Penitentiary treatment and re-education represent two key concepts of the legal language in the Italian penal system.

This system is regulated by law n. 354 of 1975 (Penitentiary System) and by the executive regulation n. 230 of 2000. Both of them express the text of the Constitution provided for by art. 27: “Penalties must aim to re-education of the convicted”.

The term treatment appears in the Italian legislation with the “Codice Rocco” (the Italian Criminal Code) of 1931. It makes reference to everything concerns the prisoners system. “In the authoritative conception of the Minister of Justice Rocco, the accent essentially fell on the organizational dimension of the penitentiary administration and on the correlative requirements of discipline, with all the corollary of powers and prerogatives assigned to penitentiary organs for the exercise of the punitive power” (Grevi, 1981, p. 7).

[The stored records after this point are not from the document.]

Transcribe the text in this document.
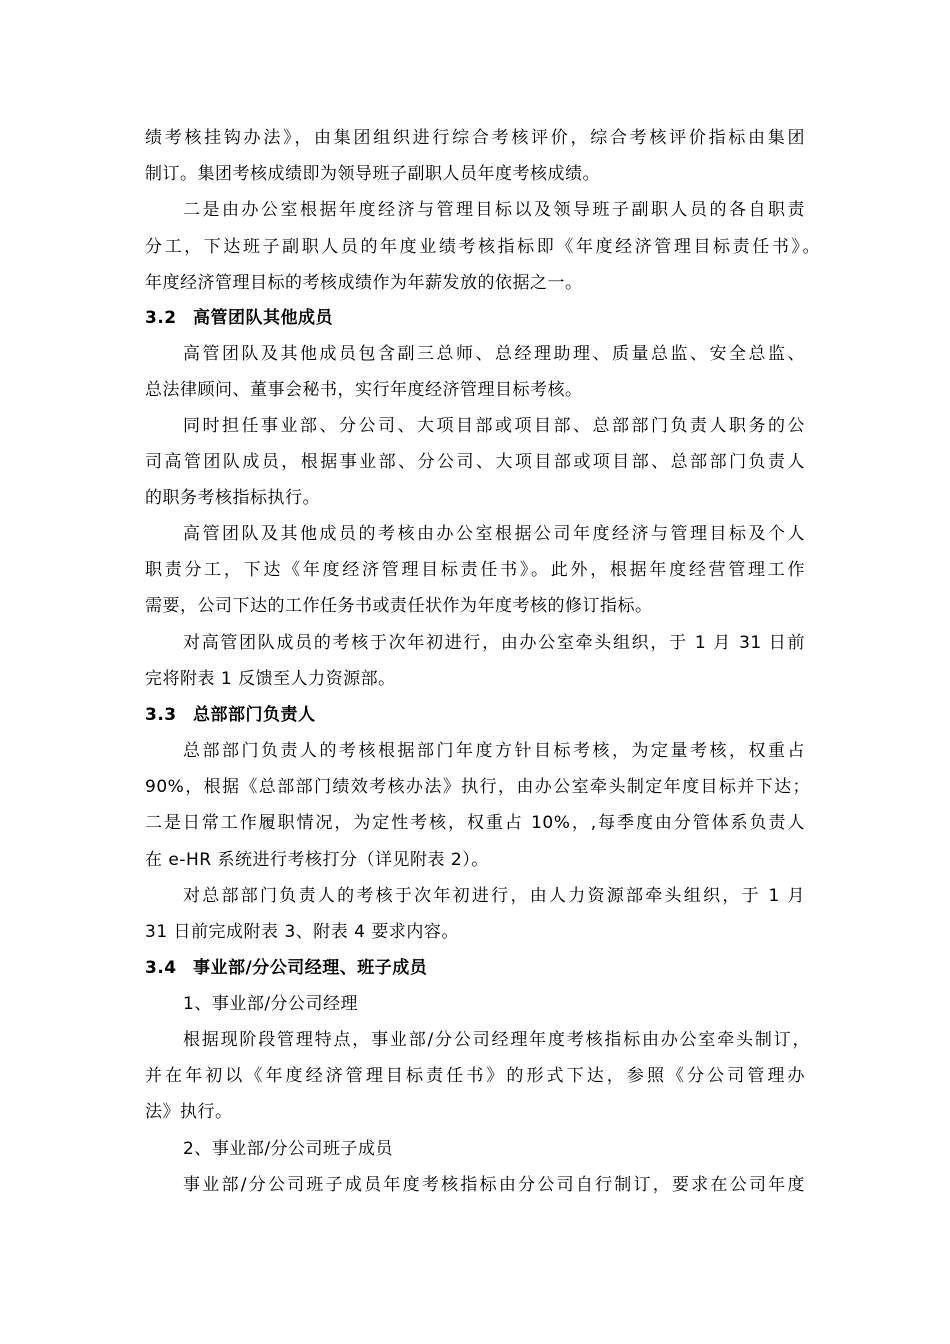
绩考核挂钩办法》，由集团组织进行综合考核评价，综合考核评价指标由集团
制订。集团考核成绩即为领导班子副职人员年度考核成绩。
二是由办公室根据年度经济与管理目标以及领导班子副职人员的各自职责
分工，下达班子副职人员的年度业绩考核指标即《年度经济管理目标责任书》。
年度经济管理目标的考核成绩作为年薪发放的依据之一。
3.2 高管团队其他成员
高管团队及其他成员包含副三总师、总经理助理、质量总监、安全总监、
总法律顾问、董事会秘书，实行年度经济管理目标考核。
同时担任事业部、分公司、大项目部或项目部、总部部门负责人职务的公
司高管团队成员，根据事业部、分公司、大项目部或项目部、总部部门负责人
的职务考核指标执行。
高管团队及其他成员的考核由办公室根据公司年度经济与管理目标及个人
职责分工，下达《年度经济管理目标责任书》。此外，根据年度经营管理工作
需要，公司下达的工作任务书或责任状作为年度考核的修订指标。
对高管团队成员的考核于次年初进行，由办公室牵头组织，于 1 月 31 日前
完将附表 1 反馈至人力资源部。
3.3 总部部门负责人
总部部门负责人的考核根据部门年度方针目标考核，为定量考核，权重占
90%，根据《总部部门绩效考核办法》执行，由办公室牵头制定年度目标并下达；
二是日常工作履职情况，为定性考核，权重占 10%，,每季度由分管体系负责人
在 e-HR 系统进行考核打分（详见附表 2）。
对总部部门负责人的考核于次年初进行，由人力资源部牵头组织，于 1 月
31 日前完成附表 3、附表 4 要求内容。
3.4 事业部/分公司经理、班子成员
1、事业部/分公司经理
根据现阶段管理特点，事业部/分公司经理年度考核指标由办公室牵头制订，
并在年初以《年度经济管理目标责任书》的形式下达，参照《分公司管理办
法》执行。
2、事业部/分公司班子成员
事业部/分公司班子成员年度考核指标由分公司自行制订，要求在公司年度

The law reform of 1975, on the contrary, assumes a concept of treatment understood as the whole rights of detained persons: considering the normative level, there is a reversal of the traditional relation prisoner-institution. If, in the previous regulation, the legislator drew attention on organizational and disciplinary issues, and the ultimate purpose was the maintaining of order, the law of 1975 focuses on the detainee, through the arrangement of a series of obligations for the penitentiary administration. “Penitentiary treatment has to meet the special needs of each subject”, states art. 13 of the Penitentiary System. “Towards convicted and interned it has to be carried out a re-educational treatment aiming at the social reintegration of them, also through contacts with the external world”. The treatment is performed in accordance with a criterion of individualization concerning the specific conditions of the subjects”. (art. 1, Penitentiary System).

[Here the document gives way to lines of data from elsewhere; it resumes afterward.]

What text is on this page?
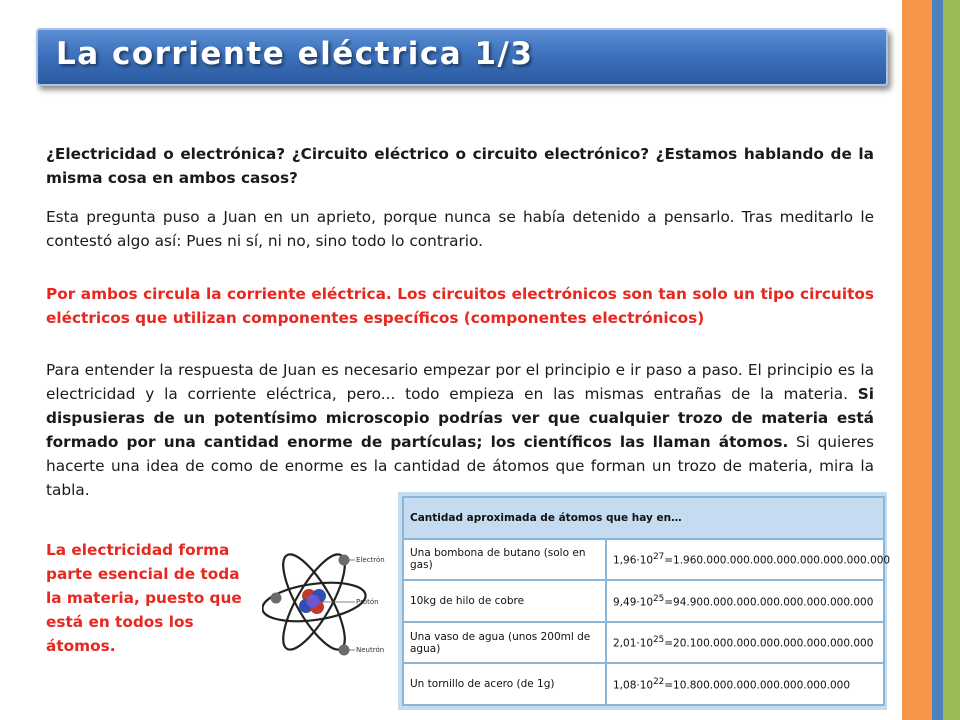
La corriente eléctrica 1/3
¿Electricidad o electrónica? ¿Circuito eléctrico o circuito electrónico? ¿Estamos hablando de la misma cosa en ambos casos?
Esta pregunta puso a Juan en un aprieto, porque nunca se había detenido a pensarlo. Tras meditarlo le contestó algo así: Pues ni sí, ni no, sino todo lo contrario.
Por ambos circula la corriente eléctrica. Los circuitos electrónicos son tan solo un tipo circuitos eléctricos que utilizan componentes específicos (componentes electrónicos)
Para entender la respuesta de Juan es necesario empezar por el principio e ir paso a paso. El principio es la electricidad y la corriente eléctrica, pero... todo empieza en las mismas entrañas de la materia. Si dispusieras de un potentísimo microscopio podrías ver que cualquier trozo de materia está formado por una cantidad enorme de partículas; los científicos las llaman átomos. Si quieres hacerte una idea de como de enorme es la cantidad de átomos que forman un trozo de materia, mira la tabla.
La electricidad forma parte esencial de toda la materia, puesto que está en todos los átomos.
Electrón
Protón
Neutrón
Cantidad aproximada de átomos que hay en…	
Una bombona de butano (solo en gas)	$1,96\cdot 10^{27}=1.960.000.000.000.000.000.000.000.000$
10kg de hilo de cobre	$9,49\cdot 10^{25}=94.900.000.000.000.000.000.000.000$
Una vaso de agua (unos 200ml de agua)	$2,01\cdot 10^{25}=20.100.000.000.000.000.000.000.000$
Un tornillo de acero (de 1g)	$1,08\cdot 10^{22}=10.800.000.000.000.000.000.000$
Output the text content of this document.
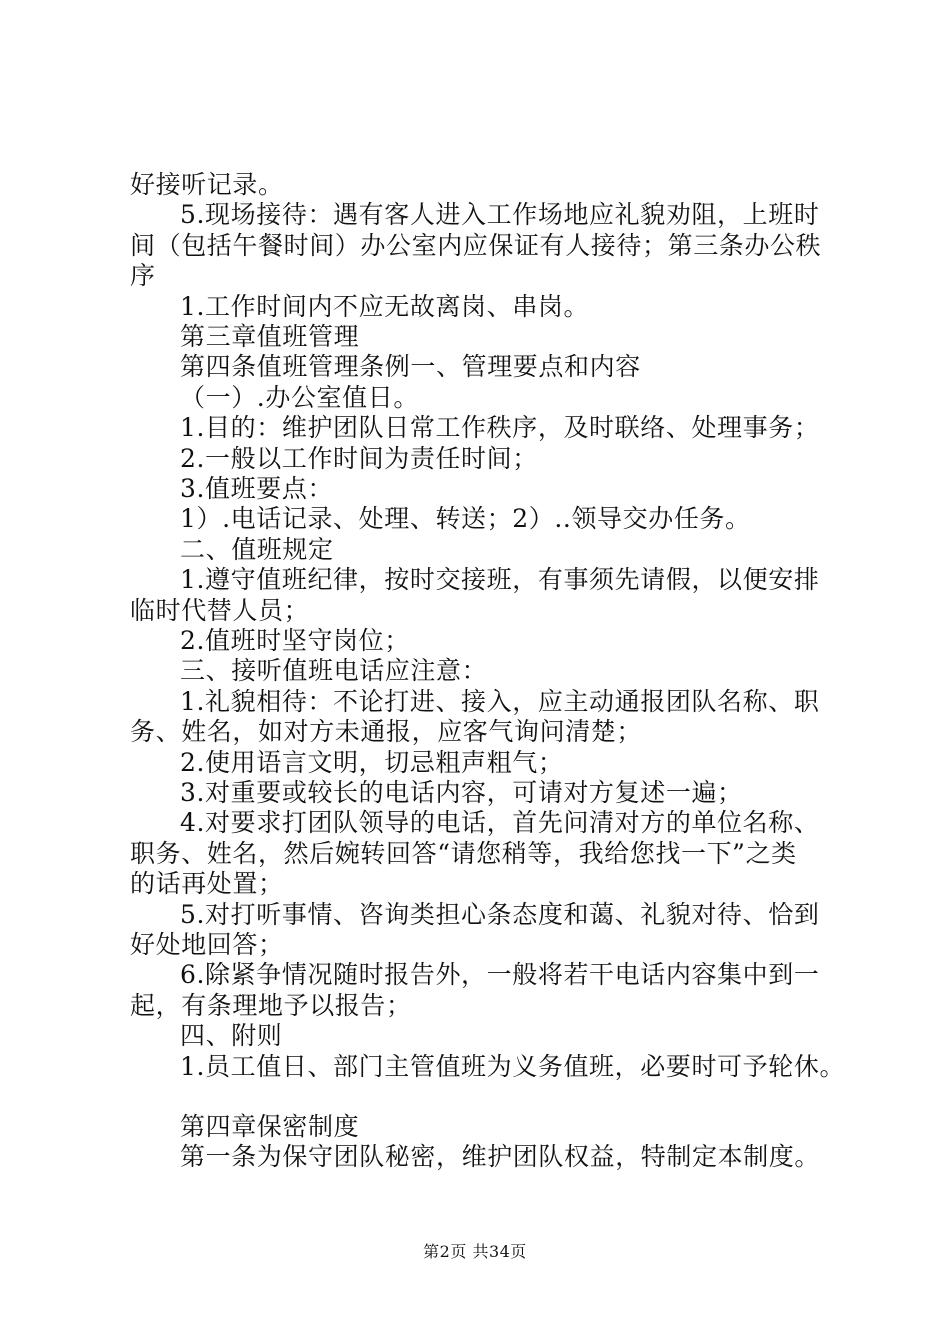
好接听记录。
5.现场接待：遇有客人进入工作场地应礼貌劝阻，上班时
间（包括午餐时间）办公室内应保证有人接待；第三条办公秩
序
1.工作时间内不应无故离岗、串岗。
第三章值班管理
第四条值班管理条例一、管理要点和内容
（一）.办公室值日。
1.目的：维护团队日常工作秩序，及时联络、处理事务；
2.一般以工作时间为责任时间；
3.值班要点：
1）.电话记录、处理、转送；2）..领导交办任务。
二、值班规定
1.遵守值班纪律，按时交接班，有事须先请假，以便安排
临时代替人员；
2.值班时坚守岗位；
三、接听值班电话应注意：
1.礼貌相待：不论打进、接入，应主动通报团队名称、职
务、姓名，如对方未通报，应客气询问清楚；
2.使用语言文明，切忌粗声粗气；
3.对重要或较长的电话内容，可请对方复述一遍；
4.对要求打团队领导的电话，首先问清对方的单位名称、
职务、姓名，然后婉转回答“请您稍等，我给您找一下”之类
的话再处置；
5.对打听事情、咨询类担心条态度和蔼、礼貌对待、恰到
好处地回答；
6.除紧争情况随时报告外，一般将若干电话内容集中到一
起，有条理地予以报告；
四、附则
1.员工值日、部门主管值班为义务值班，必要时可予轮休。
第四章保密制度
第一条为保守团队秘密，维护团队权益，特制定本制度。
第2页 共34页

This change of perspective is reflected on the operating plan of the treatment. “Abandoned the old logic of the de-personalization, as repercussion of an afflicting and mortifying philosophy of penalty, the legislator of 1975 definitely counts on the exploitation of the elements belonging to the detainee’s personality, useful for his social readapting. To this purpose he built the whole discipline of the treatment in institute making sure that it gravitates on the same detainee: as an active protagonist and, at the same time, as the ultimate object of the penitentiary execution, with a re-educating perspective” (Grevi, 1981, p. 7). For this reason it is possible to talk about treatment as a right of the prisoner, instead of an obligation to comply with in a passive way. Hence, treatment results to be an offer of the institution and not anymore a command like the previous regulations provided for.

Essential features of treatment have to be, according to the Penitentiary System provisions, the individualization of the treatment and the observation of the prisoner. The first one concerns the modality with which treatment is realized: it is fundamental to adjust it to the peculiar characteristics and needs of the individual. This aim can be pursued through an observation activity consisting of a survey, mainly a sociological one, carried out by experts, and focusing on the family story, the processes of growth, the social relations of the subject and the positive and negative influences exerted by the environment.

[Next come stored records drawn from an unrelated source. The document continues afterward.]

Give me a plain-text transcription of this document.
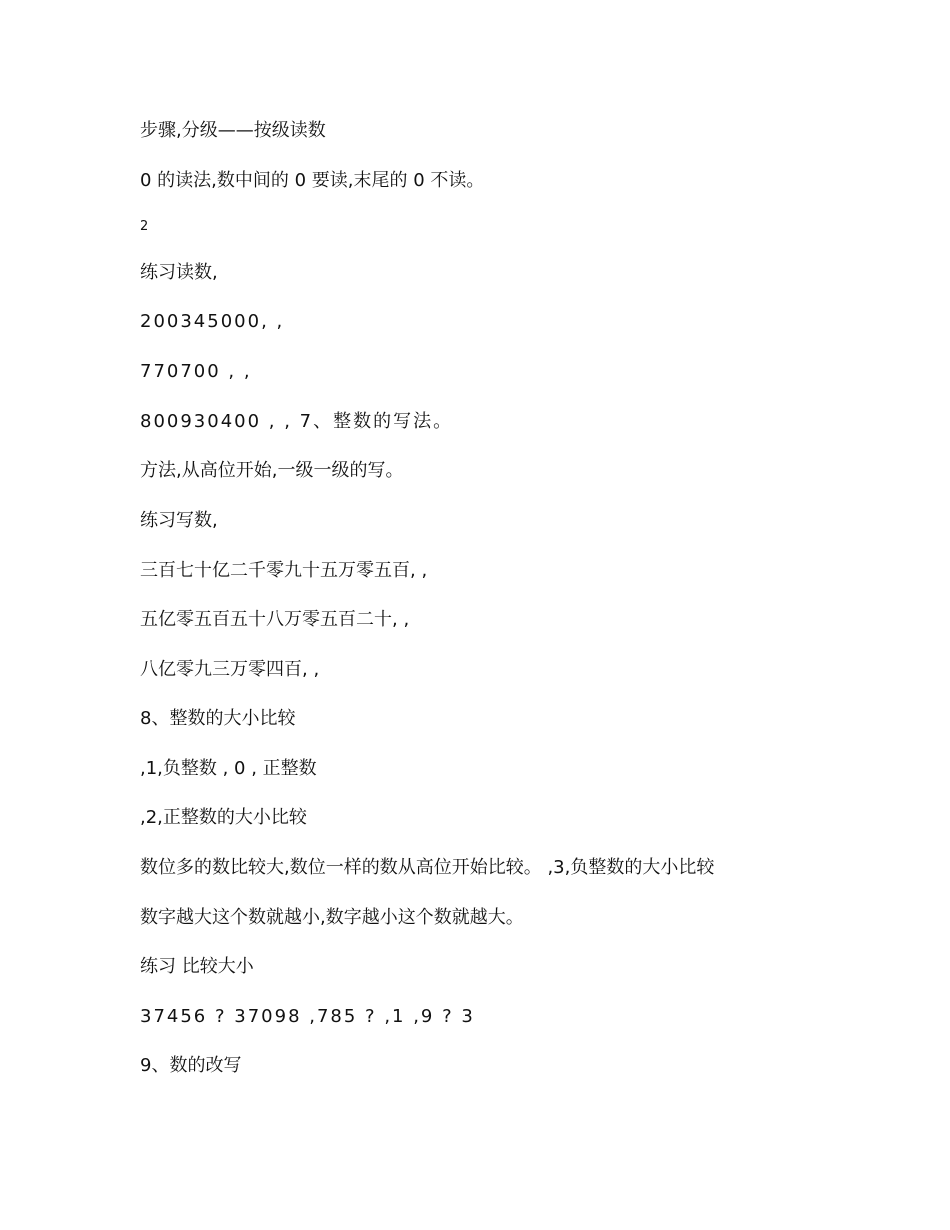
步骤,分级——按级读数
0 的读法,数中间的 0 要读,末尾的 0 不读。
2
练习读数,
200345000, ,
770700 , ,
800930400 , , 7、整数的写法。
方法,从高位开始,一级一级的写。
练习写数,
三百七十亿二千零九十五万零五百, ,
五亿零五百五十八万零五百二十, ,
八亿零九三万零四百, ,
8、整数的大小比较
,1,负整数 , 0 , 正整数
,2,正整数的大小比较
数位多的数比较大,数位一样的数从高位开始比较。 ,3,负整数的大小比较
数字越大这个数就越小,数字越小这个数就越大。
练习 比较大小
37456 ? 37098 ,785 ? ,1 ,9 ? 3
9、数的改写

Law identifies the elements of the treatment, i.e. the tools that penitentiary administration has to plan and to promote, in order to pursue the re-educational ideal.

“The treatment of condemned and interned is carried out making use of education, work, religion, cultural, amusing and sports activities, and facilitating opportune contacts with external world and the relationships with family” (art. 15 Penitentiary System). Subsequent articles regulate every single element. On the whole, what is immediately apparent is the total absence of afflicting features in the treatment activities, in conflict with past systems. The purpose of treatment results in a progressive prisoner re-socialization, hence it, instead of representing an additional sanction with respect to the loss of liberty, tends to weaken the penalty itself.